Total sales rose 12.7 per cent to $375.9m (€275.8m) in the quarter ended 31 March 2007, up from $333.5m. Meanwhile, operating income was $52.0m, a 13.5 per cent increase from $45.8m last year.
The company said its Early Development team delivered "exceptional" revenue growth of 25.8 per cent.
Sales in the segment totalled $179.2m in the quarter, compared to $142.4m in the previous year, while operating income rose 23 per cent to $43.7m during the period.
These strong results were broad-based across toxicology, chemistry, and clinical pharmacology, the company said.
"We were especially pleased to see our eight new clinical pharmacology sites produce very strong sequential revenue growth and achieve profitability in the quarter," said Joe Herring, the company's CEO in a statement.
The CRO last May bought the eight early phase clinical development sites of Radiant Research for approximately $65m in a bid to expand its clinical pharmacology bed capacity and broaden its access to special patient populations for Phase Ib/IIa clinical studies. This move seems to have paid off.
In contrast, Late-Stage services results were below the company's expectations as revenues grew only 0.6 per cent to reach $179.1m while operating income fell 8.7 per cent to $29.2m.
The Late-Stage Development segment includes central laboratory, Phase II-III clinical development, commercialisation services and cardiac safety services.
Herring said the poor performance of the business was due to lower than anticipated kit volumes in the firm's central laboratory services in the first quarter.
"Our analysis indicates kit volumes are being impacted by a change in the therapeutic mix of our wins to studies of longer duration and a shift of clinical trials to emerging geographies which take longer to initiate," he said.
Difficulties in the central laboratory segment are not new. Covance also experienced a lower testing volume during the fourth quarter of 2006, attributed to "slow enrolment in large Phase III clinical trials."

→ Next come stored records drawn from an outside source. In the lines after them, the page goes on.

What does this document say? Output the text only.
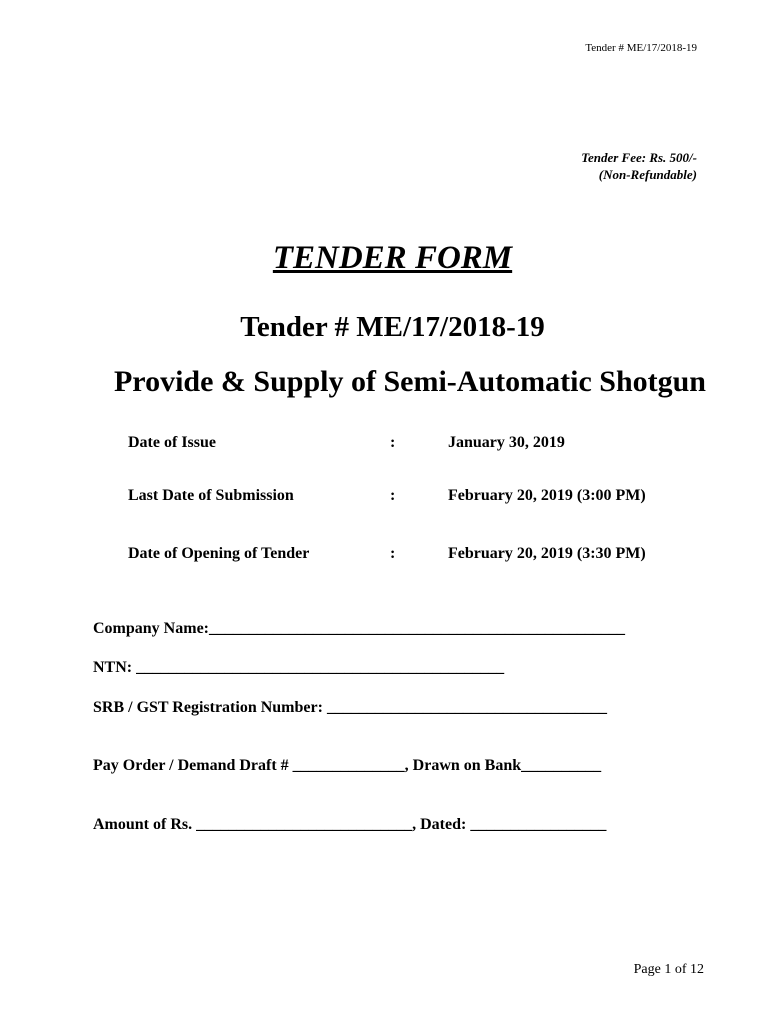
Tender # ME/17/2018-19
Tender Fee: Rs. 500/-
(Non-Refundable)
TENDER FORM
Tender # ME/17/2018-19
Provide & Supply of Semi-Automatic Shotgun
Date of Issue	:	January 30, 2019
Last Date of Submission	:	February 20, 2019 (3:00 PM)
Date of Opening of Tender	:	February 20, 2019 (3:30 PM)
Company Name:____________________________________________________
NTN: ______________________________________________
SRB / GST Registration Number: ___________________________________
Pay Order / Demand Draft # ______________, Drawn on Bank__________
Amount of Rs. ___________________________, Dated: _________________
Page 1 of 12
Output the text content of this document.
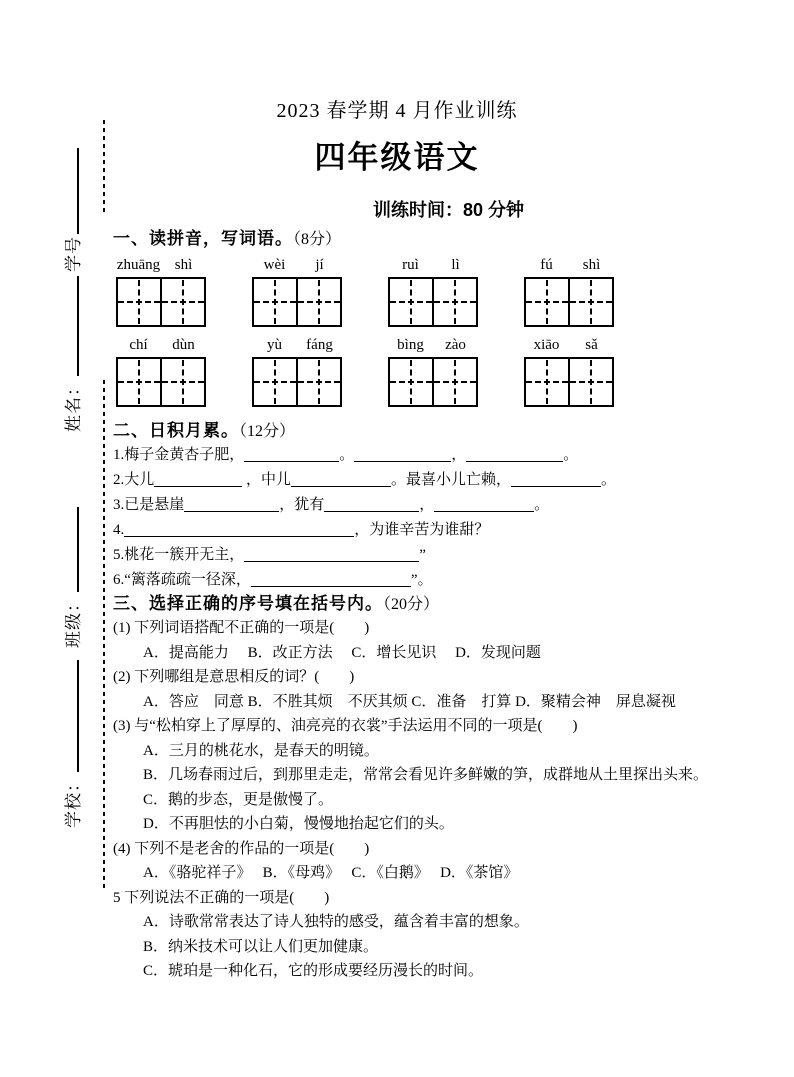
学号
姓名：
班级：
学校：
2023 春学期 4 月作业训练
四年级语文
训练时间：80 分钟
一、读拼音，写词语。（8分）
zhuāng shì	wèi	jí	ruì	lì	fú	shì
chí	dùn	yù	fáng	bìng	zào	xiāo	sǎ
二、日积月累。（12分）
1.梅子金黄杏子肥，	。	，	。
2.大儿	，中儿	。最喜小儿亡赖，	。
3.已是悬崖	，犹有	，	。
4.	，为谁辛苦为谁甜？
5.桃花一簇开无主，	”
6.“篱落疏疏一径深，	”。
三、选择正确的序号填在括号内。（20分）
(1) 下列词语搭配不正确的一项是(　　)
A．提高能力　 B．改正方法 　C．增长见识　 D．发现问题
(2) 下列哪组是意思相反的词？(　　)
A．答应　同意 B．不胜其烦　不厌其烦 C．准备　打算 D．聚精会神　屏息凝视
(3) 与“松柏穿上了厚厚的、油亮亮的衣裳”手法运用不同的一项是(　　)
A．三月的桃花水，是春天的明镜。
B．几场春雨过后，到那里走走，常常会看见许多鲜嫩的笋，成群地从土里探出头来。
C．鹅的步态，更是傲慢了。
D．不再胆怯的小白菊，慢慢地抬起它们的头。
(4) 下列不是老舍的作品的一项是(　　)
A．《骆驼祥子》　 B．《母鸡》　 C．《白鹅》　 D．《茶馆》
5 下列说法不正确的一项是(　　)
A．诗歌常常表达了诗人独特的感受，蕴含着丰富的想象。
B．纳米技术可以让人们更加健康。
C．琥珀是一种化石，它的形成要经历漫长的时间。
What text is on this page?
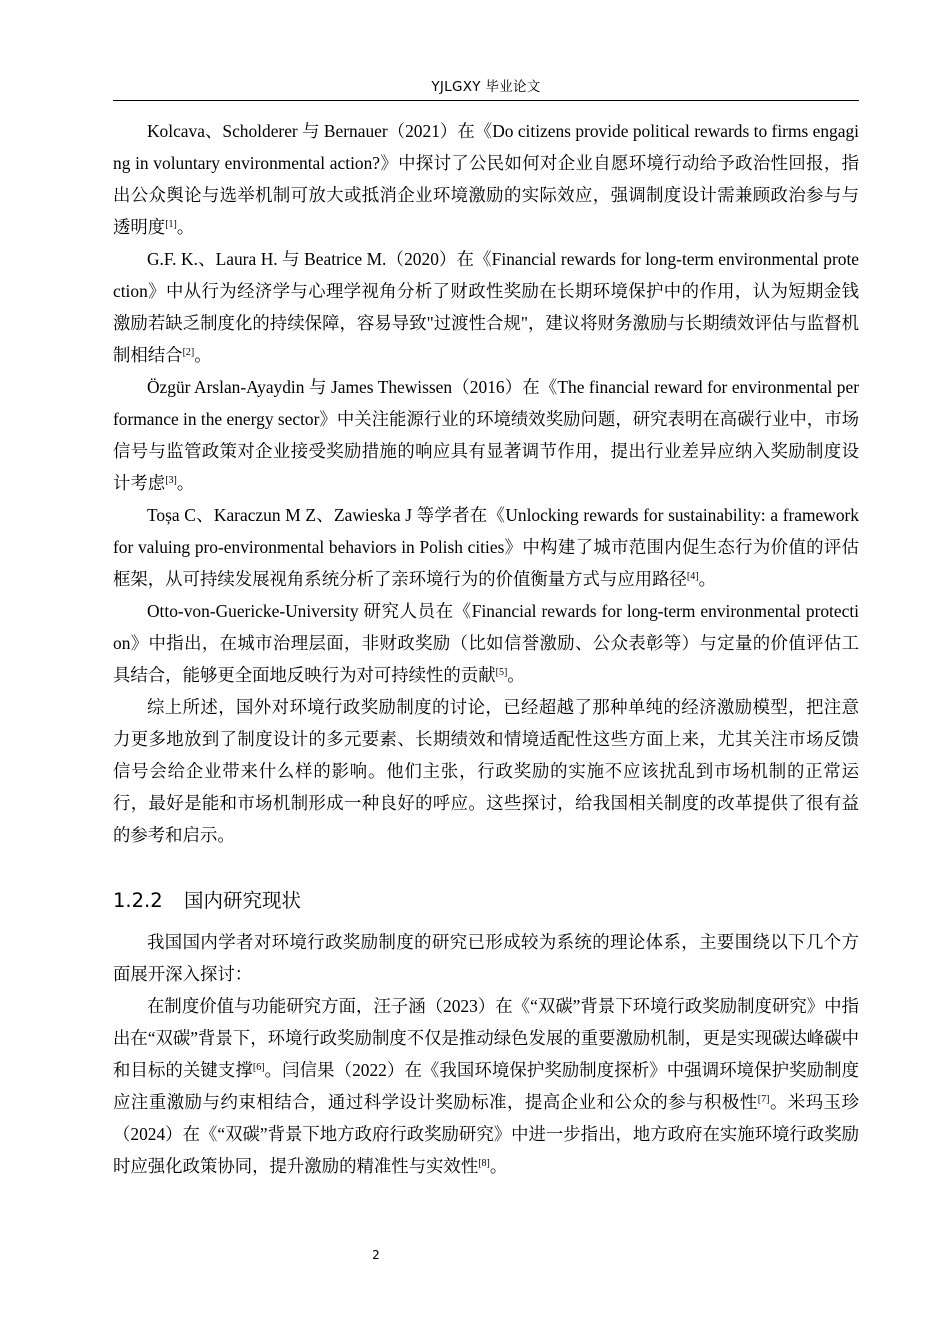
YJLGXY 毕业论文

Kolcava、Scholderer 与 Bernauer（2021）在《Do citizens provide political rewards to firms engaging in voluntary environmental action?》中探讨了公民如何对企业自愿环境行动给予政治性回报，指出公众舆论与选举机制可放大或抵消企业环境激励的实际效应，强调制度设计需兼顾政治参与与透明度[1]。

G.F. K.、Laura H. 与 Beatrice M.（2020）在《Financial rewards for long-term environmental protection》中从行为经济学与心理学视角分析了财政性奖励在长期环境保护中的作用，认为短期金钱激励若缺乏制度化的持续保障，容易导致"过渡性合规"，建议将财务激励与长期绩效评估与监督机制相结合[2]。

Özgür Arslan-Ayaydin 与 James Thewissen（2016）在《The financial reward for environmental performance in the energy sector》中关注能源行业的环境绩效奖励问题，研究表明在高碳行业中，市场信号与监管政策对企业接受奖励措施的响应具有显著调节作用，提出行业差异应纳入奖励制度设计考虑[3]。

Toșa C、Karaczun M Z、Zawieska J 等学者在《Unlocking rewards for sustainability: a framework for valuing pro-environmental behaviors in Polish cities》中构建了城市范围内促生态行为价值的评估框架，从可持续发展视角系统分析了亲环境行为的价值衡量方式与应用路径[4]。

Otto-von-Guericke-University 研究人员在《Financial rewards for long-term environmental protection》中指出，在城市治理层面，非财政奖励（比如信誉激励、公众表彰等）与定量的价值评估工具结合，能够更全面地反映行为对可持续性的贡献[5]。

综上所述，国外对环境行政奖励制度的讨论，已经超越了那种单纯的经济激励模型，把注意力更多地放到了制度设计的多元要素、长期绩效和情境适配性这些方面上来，尤其关注市场反馈信号会给企业带来什么样的影响。他们主张，行政奖励的实施不应该扰乱到市场机制的正常运行，最好是能和市场机制形成一种良好的呼应。这些探讨，给我国相关制度的改革提供了很有益的参考和启示。

1.2.2 国内研究现状

我国国内学者对环境行政奖励制度的研究已形成较为系统的理论体系，主要围绕以下几个方面展开深入探讨：

在制度价值与功能研究方面，汪子涵（2023）在《“双碳”背景下环境行政奖励制度研究》中指出在“双碳”背景下，环境行政奖励制度不仅是推动绿色发展的重要激励机制，更是实现碳达峰碳中和目标的关键支撑[6]。闫信果（2022）在《我国环境保护奖励制度探析》中强调环境保护奖励制度应注重激励与约束相结合，通过科学设计奖励标准，提高企业和公众的参与积极性[7]。米玛玉珍（2024）在《“双碳”背景下地方政府行政奖励研究》中进一步指出，地方政府在实施环境行政奖励时应强化政策协同，提升激励的精准性与实效性[8]。

2
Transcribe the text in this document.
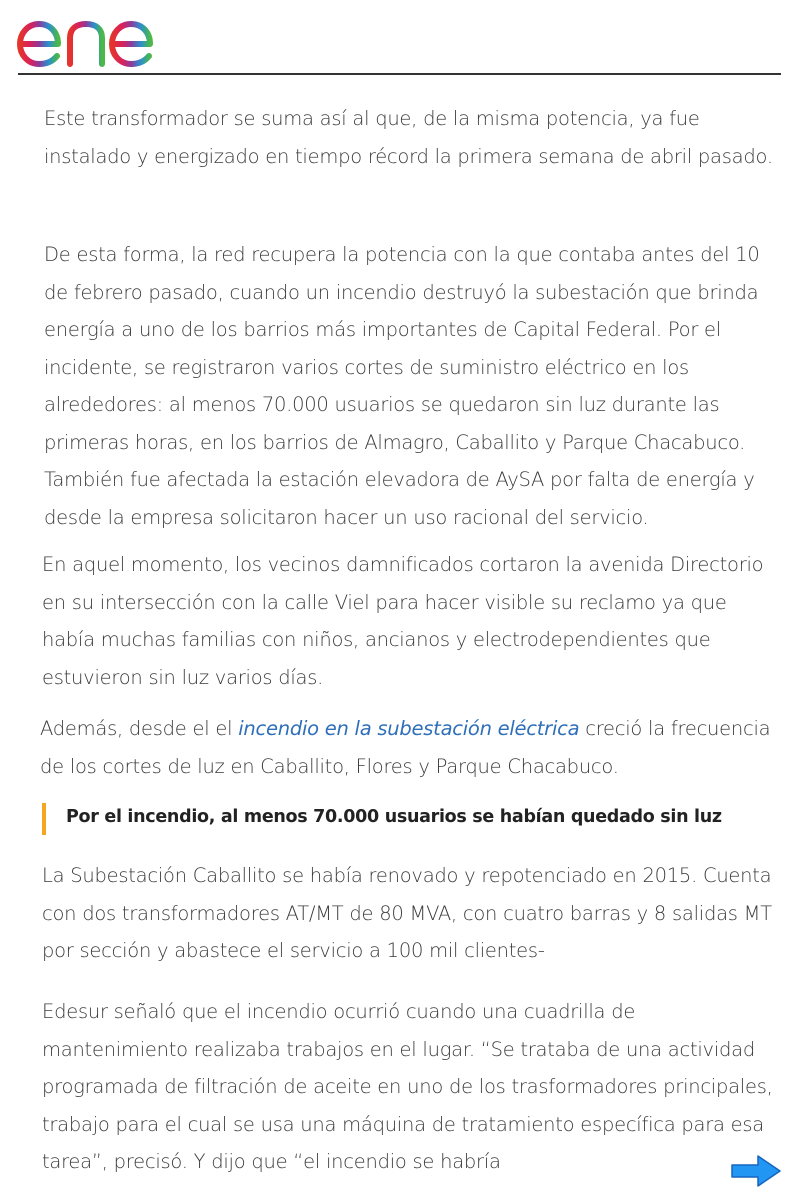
Este transformador se suma así al que, de la misma potencia, ya fue instalado y energizado en tiempo récord la primera semana de abril pasado.

De esta forma, la red recupera la potencia con la que contaba antes del 10 de febrero pasado, cuando un incendio destruyó la subestación que brinda energía a uno de los barrios más importantes de Capital Federal. Por el incidente, se registraron varios cortes de suministro eléctrico en los alrededores: al menos 70.000 usuarios se quedaron sin luz durante las primeras horas, en los barrios de Almagro, Caballito y Parque Chacabuco. También fue afectada la estación elevadora de AySA por falta de energía y desde la empresa solicitaron hacer un uso racional del servicio.

En aquel momento, los vecinos damnificados cortaron la avenida Directorio en su intersección con la calle Viel para hacer visible su reclamo ya que había muchas familias con niños, ancianos y electrodependientes que estuvieron sin luz varios días.

Además, desde el el incendio en la subestación eléctrica creció la frecuencia de los cortes de luz en Caballito, Flores y Parque Chacabuco.

Por el incendio, al menos 70.000 usuarios se habían quedado sin luz

La Subestación Caballito se había renovado y repotenciado en 2015. Cuenta con dos transformadores AT/MT de 80 MVA, con cuatro barras y 8 salidas MT por sección y abastece el servicio a 100 mil clientes-

Edesur señaló que el incendio ocurrió cuando una cuadrilla de mantenimiento realizaba trabajos en el lugar. “Se trataba de una actividad programada de filtración de aceite en uno de los trasformadores principales, trabajo para el cual se usa una máquina de tratamiento específica para esa tarea”, precisó. Y dijo que “el incendio se habría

The company said at the time that this slow enrolment was not specific to Covance, but was a global phenomenon.
Despite this, the firm said earlier this year that "robust central laboratory orders gives us confidence that volumes will ramp up as the year progresses".
The company announced the launch of a new central laboratory in China earlier this year in order to meet the growing demand for clinical trials conducted in the region. The new facility will be up and running to support clinical trials by the end of the year.
"All of our major clients are conducting clinical trials in China and the demand is growing," Deborah Tanner, president of Covance Central Laboratory Services, told Outsourcing-Pharma.com in January.
"We made the decision to build a central laboratory in China to support our clients' global drug development needs in the Asia-Pacific region."
Meanwhile, Herring stressed that orders in central labs continue to be strong which should drive revenue growth, and was optimistic about the future of the business, saying that the company has already seen improvements with increases in kit volumes in March and further increases in April.
The company said strong sales gives it continued confidence in achieving its full-year targets of low- to mid-teens revenue growth.